Angola: “Escrutínio sobre Tribunal Constitucional angolano favorece independência” – jurista

O jurista angolano Rui Verde defendeu hoje que o Presidente deveria ter escolhido para o Tribunal Constitucional alguém fora do circuito político-partidário, mas considerou que o escrutínio público a que vai estar sujeita Laurinda Cardoso favorece a independência.

O chefe de Estado angolano, João Lourenço, nomeou na quinta-feira a juíza conselheira Laurinda Jacinto Prazeres Cardoso para presidente do Tribunal Constitucional, sendo em simultâneo exonerada do cargo de secretária de Estado para a Administração do Território.

Além de ter exercido funções no governo, Laurinda Cardoso integra também o Bureau Político (BP) do Movimento Popular de Libertação de Angola (MPLA, no poder), mas para Rui Verde o facto de a juíza estar no órgão de cúpula do partido do poder é menos relevante do que a sua atividade anterior como secretária de Estado para a Administração do Território, desde abril de 2020.

“Esta nomeação tem aspetos positivos e negativos. É positivo o facto de haver um reforço feminino no TC, mas há um aspeto que preocupa, não exatamente o de pertencer ao BP do MPLA, pois por esta altura já se deve ter demitido, mas o facto de vir diretamente do executivo, tendo, portanto, um hábito de obediência ao Presidente da República”, comentou.

Rui Verde destacou que tal “não é ilegal”, mas no atual “clima quente” que se vive em termos políticos em Angola, com o país a preparar-se para eleições gerais em 2022, “talvez tivesse sido bom indicar uma pessoa sem ligações recentes ao poder executivo”.

Questionado sobre a ligação partidária, tendo em conta que o TC terá de tomar uma decisão sobre o processo de destituição contra o presidente do principal partido da oposição angolana, a UNITA, Rui Verde insistiu que essa não é uma questão essencial, já que muitos membros do BP nem sequer exercem ativamente essas funções.

“Espera-se do tribunal independência e, obviamente, a juíza estará sob intenso escrutínio publico, muito mais do que seria normal.
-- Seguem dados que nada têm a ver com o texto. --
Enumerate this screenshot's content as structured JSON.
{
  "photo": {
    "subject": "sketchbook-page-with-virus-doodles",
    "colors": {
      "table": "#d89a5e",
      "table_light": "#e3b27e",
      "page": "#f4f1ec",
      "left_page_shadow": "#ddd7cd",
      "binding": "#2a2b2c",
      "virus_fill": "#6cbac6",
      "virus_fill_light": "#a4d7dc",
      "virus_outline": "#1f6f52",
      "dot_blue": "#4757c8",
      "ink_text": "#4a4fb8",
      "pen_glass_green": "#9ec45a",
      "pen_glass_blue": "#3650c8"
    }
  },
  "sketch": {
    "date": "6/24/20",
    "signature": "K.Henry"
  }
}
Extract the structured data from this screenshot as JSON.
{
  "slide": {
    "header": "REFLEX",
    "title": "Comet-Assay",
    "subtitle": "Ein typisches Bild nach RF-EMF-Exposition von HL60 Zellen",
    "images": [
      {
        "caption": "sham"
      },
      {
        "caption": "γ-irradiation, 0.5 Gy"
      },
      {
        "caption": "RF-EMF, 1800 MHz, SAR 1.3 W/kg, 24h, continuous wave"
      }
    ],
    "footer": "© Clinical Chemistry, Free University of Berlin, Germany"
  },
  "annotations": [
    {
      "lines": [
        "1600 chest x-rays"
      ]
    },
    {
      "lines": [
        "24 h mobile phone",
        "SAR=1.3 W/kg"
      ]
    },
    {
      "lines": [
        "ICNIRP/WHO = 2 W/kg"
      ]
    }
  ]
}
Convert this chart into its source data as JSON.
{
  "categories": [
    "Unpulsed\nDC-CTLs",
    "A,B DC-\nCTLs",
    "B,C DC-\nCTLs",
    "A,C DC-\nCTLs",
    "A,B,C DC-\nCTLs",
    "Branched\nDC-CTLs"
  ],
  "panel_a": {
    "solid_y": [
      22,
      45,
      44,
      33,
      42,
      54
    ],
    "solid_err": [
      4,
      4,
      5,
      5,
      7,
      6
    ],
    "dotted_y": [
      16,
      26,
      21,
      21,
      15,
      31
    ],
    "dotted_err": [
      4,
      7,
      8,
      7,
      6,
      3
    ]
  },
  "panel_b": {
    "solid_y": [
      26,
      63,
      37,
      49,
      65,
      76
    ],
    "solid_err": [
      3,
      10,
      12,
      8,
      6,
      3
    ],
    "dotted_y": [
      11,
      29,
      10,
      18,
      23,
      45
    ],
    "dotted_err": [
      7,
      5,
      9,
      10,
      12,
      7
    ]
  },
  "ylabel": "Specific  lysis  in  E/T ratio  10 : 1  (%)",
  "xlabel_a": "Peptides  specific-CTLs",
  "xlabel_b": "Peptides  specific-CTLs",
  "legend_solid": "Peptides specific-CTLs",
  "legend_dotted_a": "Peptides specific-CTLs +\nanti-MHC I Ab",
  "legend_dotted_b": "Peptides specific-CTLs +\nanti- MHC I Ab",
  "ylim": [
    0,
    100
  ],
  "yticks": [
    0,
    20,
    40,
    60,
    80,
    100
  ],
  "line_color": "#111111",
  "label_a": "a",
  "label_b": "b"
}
É necessário e fundamental que o TC tenha credibilidade nas suas decisões”, vincou.

Sobre se a composição do TC é equilibrada o suficiente para garantir essa isenção, Rui Verde sublinhou que este não é equivalente a um parlamento: “Não podemos encarar a sua composição tendo em conta a filiação partidária”.

Por isso, “há um salto de fé”.

“Temos de acreditar que os juízes se tornam independentes quando vão para lá e exercem essa função de forma imparcial”, afirmou.

Apesar de, até agora, a posição mais comum ter sido a de deferência face ao poder político, acrescentou.

“Não se está à espera de uma revolução, mas também não sabemos o que vai acontecer , não posso dizer se há ou não independência”, referiu o jurista e académico, especialista em assuntos africanos.

Realçou, no entanto, que hoje em dia a sociedade civil olha de forma diferente para os tribunais.

“As pessoas hoje olham para os tribunais, avaliam que são os juízes, as decisões são escrutinadas e isso não acontecia antes”, disse.

O que acaba por ser, prosseguiu, “um pilar de independência para os tribunais, que sabem que estão a ser observados pela opinião pública e que as decisões serão analisadas”.

A vacatura no TC surgiu após o antigo presidente, nomeado para o cargo em 2017, ter deixado o cargo a seu pedido, uma saída que “já era esperada”, segundo Rui Verde. O jurista lembrou que a Assembleia Nacional aprovou uma lei relativamente à jubilação de juízes de qualquer jurisdição aos 70 anos, mas, sustentou, Manuel Aragão “nunca se sentiu bem” naquelas vestes.

O desejo de deixar as funções foi manifestado por Manuel Aragão depois de se ter demarcado “da maioria das decisões” constantes no acórdão que aprovou a revisão constitucional, alertando para o “suicídio do Estado democrático de direito” ao admitir-se a hierarquia entre tribunais superiores.